An amateur radio hobbyist recorded part of it before the signal died forever. The tape surfaced online years later, though copies tend to vanish mysteriously. I listened to it once.

Only once.

It began with static.

Then old piano music.

Then the announcer spoke.

“If you are hearing this,” he said, “you are already marked.”

For several seconds there was only crackling.

Then another voice whispered beneath his.

Not one voice.

Hundreds.

Whispering together.

The recording distorted violently after that. Metal screeching. A woman crying.

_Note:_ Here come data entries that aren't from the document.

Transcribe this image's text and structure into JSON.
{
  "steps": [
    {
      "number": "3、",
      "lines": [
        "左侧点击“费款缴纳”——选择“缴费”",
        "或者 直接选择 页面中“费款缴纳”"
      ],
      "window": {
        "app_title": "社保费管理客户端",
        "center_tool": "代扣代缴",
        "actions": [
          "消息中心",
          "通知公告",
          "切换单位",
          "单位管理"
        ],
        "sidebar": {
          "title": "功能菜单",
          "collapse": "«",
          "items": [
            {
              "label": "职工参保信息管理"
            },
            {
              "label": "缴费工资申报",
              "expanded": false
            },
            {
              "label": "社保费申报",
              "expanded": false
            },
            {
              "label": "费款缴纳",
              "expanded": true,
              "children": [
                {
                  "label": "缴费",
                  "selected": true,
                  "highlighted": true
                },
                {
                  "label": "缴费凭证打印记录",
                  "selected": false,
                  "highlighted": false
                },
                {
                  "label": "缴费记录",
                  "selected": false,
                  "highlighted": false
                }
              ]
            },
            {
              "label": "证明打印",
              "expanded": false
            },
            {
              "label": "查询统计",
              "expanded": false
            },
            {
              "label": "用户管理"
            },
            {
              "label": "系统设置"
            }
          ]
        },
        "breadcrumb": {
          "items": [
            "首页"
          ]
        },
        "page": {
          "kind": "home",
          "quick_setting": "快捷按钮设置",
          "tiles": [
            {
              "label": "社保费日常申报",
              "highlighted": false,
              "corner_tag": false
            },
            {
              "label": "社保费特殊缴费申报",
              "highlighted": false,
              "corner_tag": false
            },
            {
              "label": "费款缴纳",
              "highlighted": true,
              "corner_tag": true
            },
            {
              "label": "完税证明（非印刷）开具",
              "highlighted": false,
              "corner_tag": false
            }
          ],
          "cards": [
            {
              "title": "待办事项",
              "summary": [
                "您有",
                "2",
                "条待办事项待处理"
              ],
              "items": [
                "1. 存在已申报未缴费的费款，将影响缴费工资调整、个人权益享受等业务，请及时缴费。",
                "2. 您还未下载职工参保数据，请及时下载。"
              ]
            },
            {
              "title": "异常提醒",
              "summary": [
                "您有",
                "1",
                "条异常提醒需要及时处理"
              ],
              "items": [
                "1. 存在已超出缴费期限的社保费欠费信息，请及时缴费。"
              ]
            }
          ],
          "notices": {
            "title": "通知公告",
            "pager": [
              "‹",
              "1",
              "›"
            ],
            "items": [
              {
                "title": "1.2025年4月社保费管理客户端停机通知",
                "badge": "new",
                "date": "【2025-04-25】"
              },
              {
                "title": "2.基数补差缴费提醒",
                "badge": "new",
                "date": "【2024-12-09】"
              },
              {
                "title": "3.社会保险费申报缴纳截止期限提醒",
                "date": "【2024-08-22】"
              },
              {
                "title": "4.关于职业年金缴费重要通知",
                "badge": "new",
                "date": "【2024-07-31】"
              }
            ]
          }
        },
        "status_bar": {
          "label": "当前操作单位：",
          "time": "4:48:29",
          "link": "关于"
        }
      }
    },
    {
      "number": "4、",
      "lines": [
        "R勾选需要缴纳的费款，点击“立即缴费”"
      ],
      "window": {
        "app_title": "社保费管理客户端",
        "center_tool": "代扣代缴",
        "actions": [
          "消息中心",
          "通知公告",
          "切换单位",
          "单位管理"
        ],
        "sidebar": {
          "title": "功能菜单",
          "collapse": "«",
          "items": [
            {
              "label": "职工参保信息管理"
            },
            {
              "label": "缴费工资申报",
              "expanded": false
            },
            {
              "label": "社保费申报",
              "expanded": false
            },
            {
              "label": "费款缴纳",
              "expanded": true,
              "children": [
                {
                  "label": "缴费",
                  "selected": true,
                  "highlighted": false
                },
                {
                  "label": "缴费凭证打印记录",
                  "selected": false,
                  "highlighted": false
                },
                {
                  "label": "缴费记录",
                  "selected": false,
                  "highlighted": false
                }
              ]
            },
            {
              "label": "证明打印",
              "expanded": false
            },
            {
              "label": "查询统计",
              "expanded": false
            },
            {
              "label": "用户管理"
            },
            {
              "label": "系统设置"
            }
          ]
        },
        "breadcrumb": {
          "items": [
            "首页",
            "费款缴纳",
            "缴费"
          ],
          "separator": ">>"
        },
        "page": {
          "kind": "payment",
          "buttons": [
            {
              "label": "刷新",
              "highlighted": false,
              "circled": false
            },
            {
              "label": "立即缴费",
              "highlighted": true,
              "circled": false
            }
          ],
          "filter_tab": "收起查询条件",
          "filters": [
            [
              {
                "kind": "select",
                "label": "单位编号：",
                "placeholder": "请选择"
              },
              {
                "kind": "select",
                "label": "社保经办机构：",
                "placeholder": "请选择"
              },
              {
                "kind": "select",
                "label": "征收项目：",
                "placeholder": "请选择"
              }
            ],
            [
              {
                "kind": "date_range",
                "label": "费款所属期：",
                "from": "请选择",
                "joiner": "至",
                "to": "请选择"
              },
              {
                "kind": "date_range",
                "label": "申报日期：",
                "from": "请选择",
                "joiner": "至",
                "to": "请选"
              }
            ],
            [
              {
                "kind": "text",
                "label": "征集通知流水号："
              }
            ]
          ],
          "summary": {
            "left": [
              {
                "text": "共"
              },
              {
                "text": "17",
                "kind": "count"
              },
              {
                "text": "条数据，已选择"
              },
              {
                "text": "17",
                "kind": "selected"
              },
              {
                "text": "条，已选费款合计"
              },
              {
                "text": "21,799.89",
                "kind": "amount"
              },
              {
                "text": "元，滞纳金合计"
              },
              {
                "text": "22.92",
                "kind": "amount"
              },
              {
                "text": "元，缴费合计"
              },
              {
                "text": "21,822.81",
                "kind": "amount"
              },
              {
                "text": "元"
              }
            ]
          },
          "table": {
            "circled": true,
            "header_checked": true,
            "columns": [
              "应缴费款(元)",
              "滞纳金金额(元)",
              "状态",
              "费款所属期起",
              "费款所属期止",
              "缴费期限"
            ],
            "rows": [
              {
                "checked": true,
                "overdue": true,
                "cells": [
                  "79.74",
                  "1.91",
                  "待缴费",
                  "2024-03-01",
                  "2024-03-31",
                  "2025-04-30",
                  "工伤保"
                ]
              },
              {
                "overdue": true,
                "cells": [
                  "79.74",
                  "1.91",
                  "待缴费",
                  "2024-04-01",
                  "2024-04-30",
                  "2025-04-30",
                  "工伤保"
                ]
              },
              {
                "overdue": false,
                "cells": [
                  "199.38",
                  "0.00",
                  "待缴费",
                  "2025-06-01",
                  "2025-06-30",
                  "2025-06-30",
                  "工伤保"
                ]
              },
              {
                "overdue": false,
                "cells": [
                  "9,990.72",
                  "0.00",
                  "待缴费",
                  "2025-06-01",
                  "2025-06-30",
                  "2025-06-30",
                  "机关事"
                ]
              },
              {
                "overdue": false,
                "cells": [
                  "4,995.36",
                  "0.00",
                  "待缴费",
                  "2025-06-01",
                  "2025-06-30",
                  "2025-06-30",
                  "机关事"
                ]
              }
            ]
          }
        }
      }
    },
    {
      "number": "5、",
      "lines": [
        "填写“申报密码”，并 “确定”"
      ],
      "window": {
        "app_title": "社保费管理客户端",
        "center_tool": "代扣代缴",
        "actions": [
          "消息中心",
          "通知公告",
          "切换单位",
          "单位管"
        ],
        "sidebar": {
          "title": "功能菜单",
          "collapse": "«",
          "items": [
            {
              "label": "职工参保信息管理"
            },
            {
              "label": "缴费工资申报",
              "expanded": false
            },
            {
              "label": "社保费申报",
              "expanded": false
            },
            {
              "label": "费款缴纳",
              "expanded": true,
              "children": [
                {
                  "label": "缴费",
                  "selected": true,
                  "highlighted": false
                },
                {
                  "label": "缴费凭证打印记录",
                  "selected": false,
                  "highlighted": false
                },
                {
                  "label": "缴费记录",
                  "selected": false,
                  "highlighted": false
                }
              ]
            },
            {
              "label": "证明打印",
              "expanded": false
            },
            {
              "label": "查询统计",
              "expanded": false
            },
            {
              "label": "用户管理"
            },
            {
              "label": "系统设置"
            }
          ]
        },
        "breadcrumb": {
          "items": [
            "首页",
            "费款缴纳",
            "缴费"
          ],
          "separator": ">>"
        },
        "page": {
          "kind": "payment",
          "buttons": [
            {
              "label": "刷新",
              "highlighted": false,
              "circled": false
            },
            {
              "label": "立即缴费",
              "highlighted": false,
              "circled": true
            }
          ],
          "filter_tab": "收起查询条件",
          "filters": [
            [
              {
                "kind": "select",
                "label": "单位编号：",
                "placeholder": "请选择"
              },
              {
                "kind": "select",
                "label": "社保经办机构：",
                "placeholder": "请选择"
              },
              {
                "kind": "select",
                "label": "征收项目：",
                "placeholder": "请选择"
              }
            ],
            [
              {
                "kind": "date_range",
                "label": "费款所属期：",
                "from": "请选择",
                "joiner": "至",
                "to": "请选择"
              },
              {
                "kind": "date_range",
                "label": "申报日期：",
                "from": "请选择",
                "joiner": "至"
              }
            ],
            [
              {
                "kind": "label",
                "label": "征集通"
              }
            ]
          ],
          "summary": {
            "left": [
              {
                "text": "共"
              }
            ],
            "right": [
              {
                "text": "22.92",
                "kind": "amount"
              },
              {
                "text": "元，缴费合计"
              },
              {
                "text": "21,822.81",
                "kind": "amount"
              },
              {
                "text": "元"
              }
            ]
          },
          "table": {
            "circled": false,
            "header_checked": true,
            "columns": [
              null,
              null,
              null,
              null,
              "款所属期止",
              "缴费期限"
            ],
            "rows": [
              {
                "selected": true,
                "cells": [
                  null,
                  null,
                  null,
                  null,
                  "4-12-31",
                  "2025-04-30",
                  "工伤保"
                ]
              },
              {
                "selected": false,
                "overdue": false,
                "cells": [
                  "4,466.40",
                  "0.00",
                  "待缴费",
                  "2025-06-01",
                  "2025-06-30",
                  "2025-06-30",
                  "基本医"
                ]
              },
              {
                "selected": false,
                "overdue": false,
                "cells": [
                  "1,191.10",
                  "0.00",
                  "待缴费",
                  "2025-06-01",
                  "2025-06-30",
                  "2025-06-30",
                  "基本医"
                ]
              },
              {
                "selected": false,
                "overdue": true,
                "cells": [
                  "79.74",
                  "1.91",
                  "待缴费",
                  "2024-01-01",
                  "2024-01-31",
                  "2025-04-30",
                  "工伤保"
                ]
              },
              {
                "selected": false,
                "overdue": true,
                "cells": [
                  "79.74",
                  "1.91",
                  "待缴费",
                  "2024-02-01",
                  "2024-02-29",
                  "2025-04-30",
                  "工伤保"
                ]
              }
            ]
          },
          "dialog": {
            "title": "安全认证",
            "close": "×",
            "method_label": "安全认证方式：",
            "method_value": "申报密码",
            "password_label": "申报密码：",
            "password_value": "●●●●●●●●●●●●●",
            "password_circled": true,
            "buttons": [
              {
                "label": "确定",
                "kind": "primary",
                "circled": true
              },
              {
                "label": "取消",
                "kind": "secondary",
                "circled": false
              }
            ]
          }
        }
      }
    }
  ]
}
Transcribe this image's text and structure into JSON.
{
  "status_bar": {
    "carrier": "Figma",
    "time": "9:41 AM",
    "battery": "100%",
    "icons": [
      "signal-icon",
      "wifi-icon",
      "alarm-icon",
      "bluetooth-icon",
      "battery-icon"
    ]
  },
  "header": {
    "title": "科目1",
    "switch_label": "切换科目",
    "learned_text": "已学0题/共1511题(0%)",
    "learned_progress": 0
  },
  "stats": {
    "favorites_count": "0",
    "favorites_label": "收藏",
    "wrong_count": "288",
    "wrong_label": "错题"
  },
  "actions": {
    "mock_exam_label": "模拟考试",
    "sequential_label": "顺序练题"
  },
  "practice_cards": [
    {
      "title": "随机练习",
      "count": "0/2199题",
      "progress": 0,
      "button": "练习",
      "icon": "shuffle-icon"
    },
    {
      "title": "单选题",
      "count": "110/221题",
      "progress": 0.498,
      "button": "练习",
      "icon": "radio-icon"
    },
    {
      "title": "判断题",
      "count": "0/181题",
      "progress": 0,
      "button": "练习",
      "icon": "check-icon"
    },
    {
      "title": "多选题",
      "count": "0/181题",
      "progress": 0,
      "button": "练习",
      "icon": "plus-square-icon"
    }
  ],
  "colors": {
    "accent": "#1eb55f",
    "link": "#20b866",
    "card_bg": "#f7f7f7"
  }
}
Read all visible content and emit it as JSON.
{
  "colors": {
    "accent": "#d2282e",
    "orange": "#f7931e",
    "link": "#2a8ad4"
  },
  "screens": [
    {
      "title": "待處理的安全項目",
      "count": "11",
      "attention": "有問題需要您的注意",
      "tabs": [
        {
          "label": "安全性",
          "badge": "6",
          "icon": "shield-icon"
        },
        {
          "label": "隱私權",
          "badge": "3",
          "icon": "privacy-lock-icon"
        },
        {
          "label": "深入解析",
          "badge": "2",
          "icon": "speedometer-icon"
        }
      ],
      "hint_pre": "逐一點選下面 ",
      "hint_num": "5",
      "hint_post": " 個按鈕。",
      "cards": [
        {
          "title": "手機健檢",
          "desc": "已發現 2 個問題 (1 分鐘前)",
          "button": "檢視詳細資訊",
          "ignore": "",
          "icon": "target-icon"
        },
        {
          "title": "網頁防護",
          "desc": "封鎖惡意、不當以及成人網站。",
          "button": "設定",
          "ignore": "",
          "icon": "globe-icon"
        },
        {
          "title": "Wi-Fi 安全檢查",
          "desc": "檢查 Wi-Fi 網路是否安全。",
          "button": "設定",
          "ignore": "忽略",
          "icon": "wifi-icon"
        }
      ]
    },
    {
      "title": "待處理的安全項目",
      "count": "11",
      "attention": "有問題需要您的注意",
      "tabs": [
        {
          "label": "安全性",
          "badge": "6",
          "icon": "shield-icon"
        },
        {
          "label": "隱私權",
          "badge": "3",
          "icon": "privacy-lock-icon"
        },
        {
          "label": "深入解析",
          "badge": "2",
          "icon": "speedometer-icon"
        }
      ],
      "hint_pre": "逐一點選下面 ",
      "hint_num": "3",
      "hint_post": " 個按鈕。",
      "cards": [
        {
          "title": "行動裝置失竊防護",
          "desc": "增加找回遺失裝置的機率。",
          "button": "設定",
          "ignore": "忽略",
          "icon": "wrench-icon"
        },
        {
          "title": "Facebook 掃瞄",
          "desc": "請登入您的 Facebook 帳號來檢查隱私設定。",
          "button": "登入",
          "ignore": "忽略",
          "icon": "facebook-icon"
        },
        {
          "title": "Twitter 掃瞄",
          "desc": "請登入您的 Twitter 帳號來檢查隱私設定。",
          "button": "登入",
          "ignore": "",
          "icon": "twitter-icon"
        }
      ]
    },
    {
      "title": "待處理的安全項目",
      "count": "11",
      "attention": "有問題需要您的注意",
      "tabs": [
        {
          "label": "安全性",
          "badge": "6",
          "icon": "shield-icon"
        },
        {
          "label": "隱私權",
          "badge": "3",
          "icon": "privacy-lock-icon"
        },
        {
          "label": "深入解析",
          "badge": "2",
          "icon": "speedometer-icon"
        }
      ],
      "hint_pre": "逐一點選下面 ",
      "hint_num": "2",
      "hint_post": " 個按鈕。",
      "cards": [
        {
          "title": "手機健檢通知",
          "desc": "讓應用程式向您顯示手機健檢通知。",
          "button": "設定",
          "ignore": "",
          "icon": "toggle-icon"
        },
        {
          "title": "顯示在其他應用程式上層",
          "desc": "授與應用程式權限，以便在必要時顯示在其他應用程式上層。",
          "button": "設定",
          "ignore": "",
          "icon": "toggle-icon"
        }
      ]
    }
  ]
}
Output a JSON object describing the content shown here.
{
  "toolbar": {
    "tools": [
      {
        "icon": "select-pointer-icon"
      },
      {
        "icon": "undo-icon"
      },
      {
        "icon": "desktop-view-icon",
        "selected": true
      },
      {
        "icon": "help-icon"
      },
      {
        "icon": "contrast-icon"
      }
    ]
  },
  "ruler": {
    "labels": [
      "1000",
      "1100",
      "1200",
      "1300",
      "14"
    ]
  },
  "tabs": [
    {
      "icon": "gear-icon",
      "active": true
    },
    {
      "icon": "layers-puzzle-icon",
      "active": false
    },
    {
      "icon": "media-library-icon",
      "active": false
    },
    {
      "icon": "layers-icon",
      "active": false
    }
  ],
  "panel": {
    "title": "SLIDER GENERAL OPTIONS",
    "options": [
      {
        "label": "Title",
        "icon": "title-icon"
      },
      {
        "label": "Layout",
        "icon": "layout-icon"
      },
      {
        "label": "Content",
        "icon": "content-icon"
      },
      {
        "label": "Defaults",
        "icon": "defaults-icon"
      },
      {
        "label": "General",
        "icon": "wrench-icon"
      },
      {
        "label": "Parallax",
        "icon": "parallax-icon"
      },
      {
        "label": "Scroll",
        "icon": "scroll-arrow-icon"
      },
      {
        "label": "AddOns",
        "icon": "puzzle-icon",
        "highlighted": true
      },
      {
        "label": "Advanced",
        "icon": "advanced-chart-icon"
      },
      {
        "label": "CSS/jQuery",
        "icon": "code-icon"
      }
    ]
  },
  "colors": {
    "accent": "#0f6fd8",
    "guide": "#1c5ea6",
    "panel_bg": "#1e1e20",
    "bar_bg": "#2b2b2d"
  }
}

Something pounding against a door.

Then the announcer returned.

“They opened the wrong field.”

At that exact moment, according to official reports, every power transformer within five kilometres of the tower exploded simultaneously.

The broadcast ended with a sound I still cannot explain.

Chewing.

Slow chewing.

The tape cuts out after eighteen seconds of it.

I wish that were the end of the story.

It isn’t.

Because last month, nearly thirty years later, I found the station again.

I was driving alone through northern Saskatchewan during a snowstorm. My phone had no signal. The highway was empty except for blowing snow and darkness.

Then the radio turned on by itself.

Soft jazz crackled through the speakers.

My stomach dropped instantly.

The display read:

CKL-13

I nearly drove into the ditch.

The announcer spoke almost immediately.

His voice had not changed.

“Good evening,” he whispered.

Static hissed loudly.

Then he said my full name.

I slammed the radio off.

Three seconds later it turned back on.

And the announcer began laughing.

Not loudly.

Not wildly.

Just softly.

Like he already knew something terrible was waiting for me further down the road.

And outside my windshield, standing in the middle of the snow-covered highway…

…was a man-shaped figure with no face.